# Hi from St Catharines



## gerritv (Sep 23, 2020)

Happy to join this merry band. Found the forum whilst looking for Acme threaded rod source in Canada. (Found Threadall in Cambridge)
I am retired from 43 years working on or with computers, starting with 15 years repairing/fixing mainframes for Univac in Toronto (and sometimes Edmonton, Vancouver and Calgary). Shifted to microcomputers in 1982, then programming, software design/architect and project management.
Always had an interest in mechanical things, I got that from my dad who e.g. built us a model train out of scrapped telephone parts in while we were still living in Holland. Grade 9 machine shop got me hooked on machining. As a hobby I have built a Jan Ridders 2 cyl engine (glass cylinders, still not a runner though) and a lot of tools including a Eureka Relieving device to make T2.5 timing pulley cutters.
Presently building a CNC gantry mill/router, 400x400x150 very similar to Stepmores SM4040 (Stefan Gotteswinter has one). It will run from Pathpilot.

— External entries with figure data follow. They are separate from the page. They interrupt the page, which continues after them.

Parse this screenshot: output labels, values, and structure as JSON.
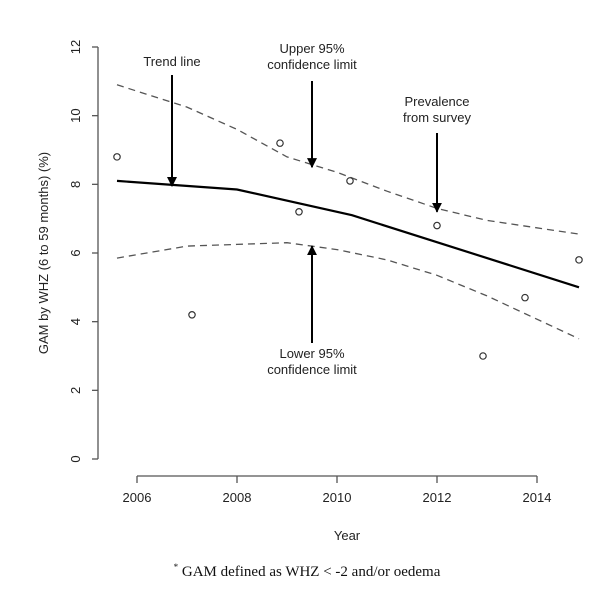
{
  "chart_data": {
    "type": "line",
    "title": "",
    "xlabel": "Year",
    "ylabel": "GAM by WHZ (6 to 59 months) (%)",
    "xlim": [
      2005.6,
      2014.84
    ],
    "ylim": [
      0,
      12
    ],
    "x_ticks": [
      2006,
      2008,
      2010,
      2012,
      2014
    ],
    "y_ticks": [
      0,
      2,
      4,
      6,
      8,
      10,
      12
    ],
    "grid": false,
    "legend": "none",
    "series": [
      {
        "name": "Trend line",
        "style": "solid",
        "x": [
          2005.6,
          2008.0,
          2010.3,
          2014.84
        ],
        "y": [
          8.1,
          7.85,
          7.1,
          5.0
        ]
      },
      {
        "name": "Upper 95% confidence limit",
        "style": "dashed",
        "x": [
          2005.6,
          2007.0,
          2008.0,
          2009.0,
          2010.0,
          2011.0,
          2012.0,
          2013.0,
          2014.84
        ],
        "y": [
          10.9,
          10.25,
          9.6,
          8.8,
          8.35,
          7.8,
          7.3,
          6.95,
          6.55
        ]
      },
      {
        "name": "Lower 95% confidence limit",
        "style": "dashed",
        "x": [
          2005.6,
          2007.0,
          2008.0,
          2009.0,
          2010.0,
          2011.0,
          2012.0,
          2013.0,
          2014.84
        ],
        "y": [
          5.85,
          6.2,
          6.25,
          6.3,
          6.1,
          5.8,
          5.35,
          4.75,
          3.5
        ]
      },
      {
        "name": "Prevalence from survey",
        "style": "points",
        "x": [
          2005.6,
          2007.1,
          2008.86,
          2009.24,
          2010.26,
          2012.0,
          2012.92,
          2013.76,
          2014.84
        ],
        "y": [
          8.8,
          4.2,
          9.2,
          7.2,
          8.1,
          6.8,
          3.0,
          4.7,
          5.8
        ]
      }
    ],
    "annotations": [
      {
        "lines": [
          "Trend line"
        ],
        "arrow_to": [
          2006.7,
          7.95
        ],
        "direction": "down"
      },
      {
        "lines": [
          "Upper 95%",
          "confidence limit"
        ],
        "arrow_to": [
          2009.5,
          8.5
        ],
        "direction": "down"
      },
      {
        "lines": [
          "Prevalence",
          "from survey"
        ],
        "arrow_to": [
          2012.0,
          7.2
        ],
        "direction": "down"
      },
      {
        "lines": [
          "Lower 95%",
          "confidence limit"
        ],
        "arrow_to": [
          2009.5,
          6.2
        ],
        "direction": "up"
      }
    ],
    "footnote": {
      "marker": "*",
      "text": "GAM defined as WHZ < -2 and/or oedema"
    }
  }
}
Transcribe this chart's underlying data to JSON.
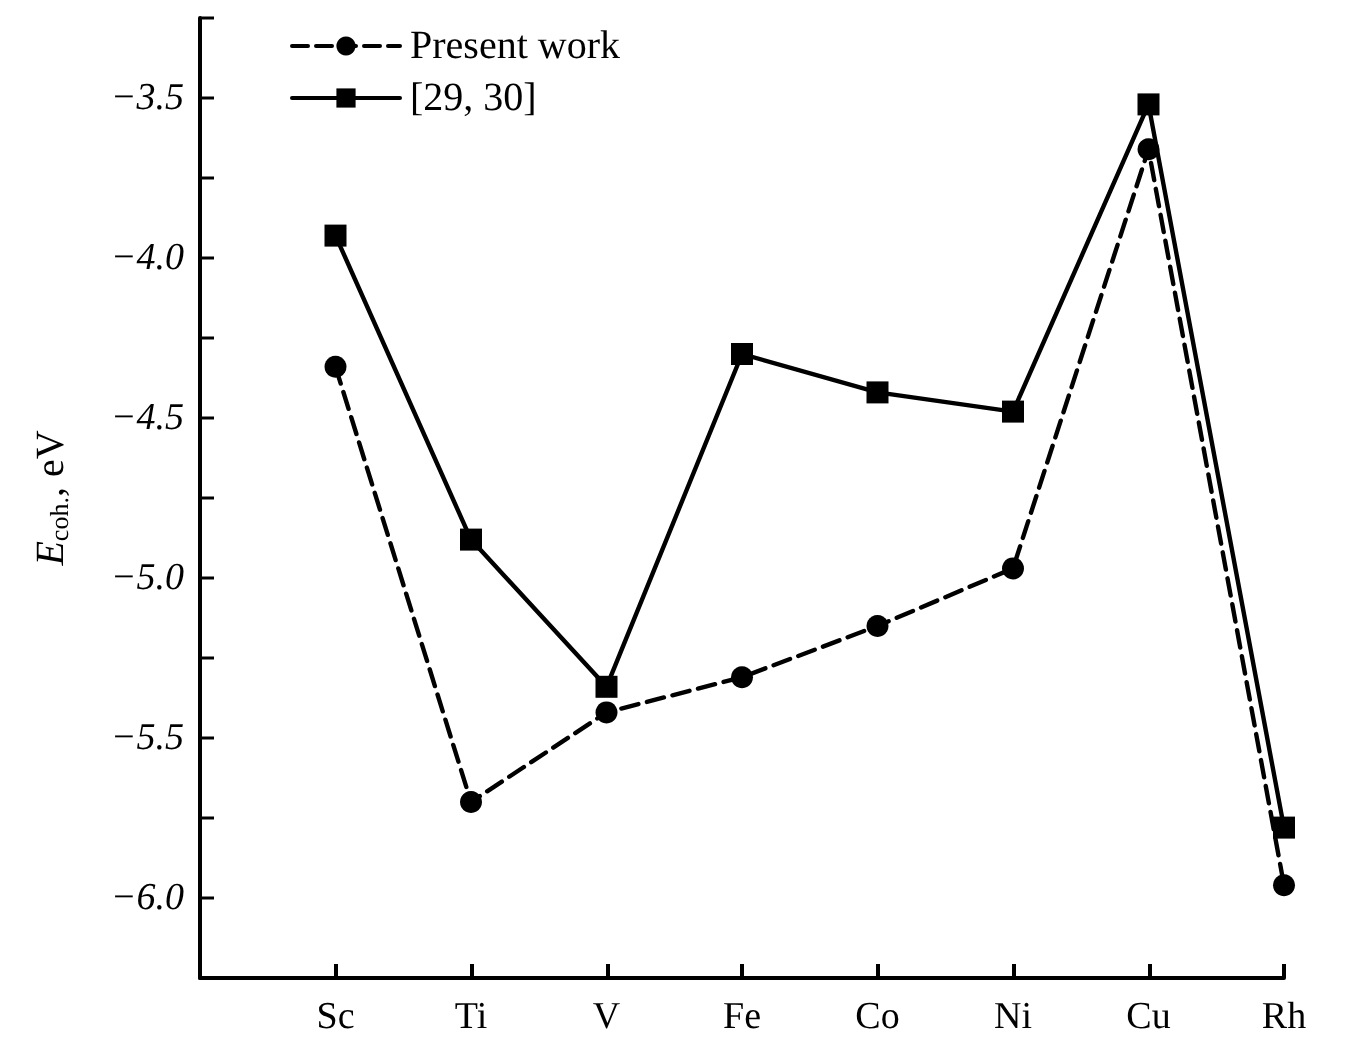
{
  "chart_data": {
    "type": "line",
    "ylabel": "E$_{coh.}$, eV",
    "categories": [
      null,
      "Sc",
      "Ti",
      "V",
      "Fe",
      "Co",
      "Ni",
      "Cu",
      "Rh"
    ],
    "series": [
      {
        "name": "Present work",
        "color": "#000000",
        "marker": "circle",
        "line_style": "dashed",
        "values": [
          null,
          -4.34,
          -5.7,
          -5.42,
          -5.31,
          -5.15,
          -4.97,
          -3.66,
          -5.96
        ]
      },
      {
        "name": "[29, 30]",
        "color": "#000000",
        "marker": "square",
        "line_style": "solid",
        "values": [
          null,
          -3.93,
          -4.88,
          -5.34,
          -4.3,
          -4.42,
          -4.48,
          -3.52,
          -5.78
        ]
      }
    ],
    "ylim": [
      -6.25,
      -3.25
    ],
    "yticks": [
      {
        "value": -6.25,
        "label": null
      },
      {
        "value": -6,
        "label": "−6.0"
      },
      {
        "value": -5.75,
        "label": null
      },
      {
        "value": -5.5,
        "label": "−5.5"
      },
      {
        "value": -5.25,
        "label": null
      },
      {
        "value": -5,
        "label": "−5.0"
      },
      {
        "value": -4.75,
        "label": null
      },
      {
        "value": -4.5,
        "label": "−4.5"
      },
      {
        "value": -4.25,
        "label": null
      },
      {
        "value": -4,
        "label": "−4.0"
      },
      {
        "value": -3.75,
        "label": null
      },
      {
        "value": -3.5,
        "label": "−3.5"
      },
      {
        "value": -3.25,
        "label": null
      }
    ],
    "grid": false,
    "legend": "top left"
  }
}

I started a Rudy Kouhoupt double expansion marine engine but it is on hold until the gantry build is done.

Gerrit


----------



## trlvn (Sep 23, 2020)

Welcome from Oakville!

Craig


----------



## Hruul (Sep 23, 2020)

Welcome to the Forum.


----------



## CalgaryPT (Sep 23, 2020)

Welcome from Calgary.


----------



## Brent H (Sep 23, 2020)

Welcome from North of Barrie!  Lots of Ontario folks here


----------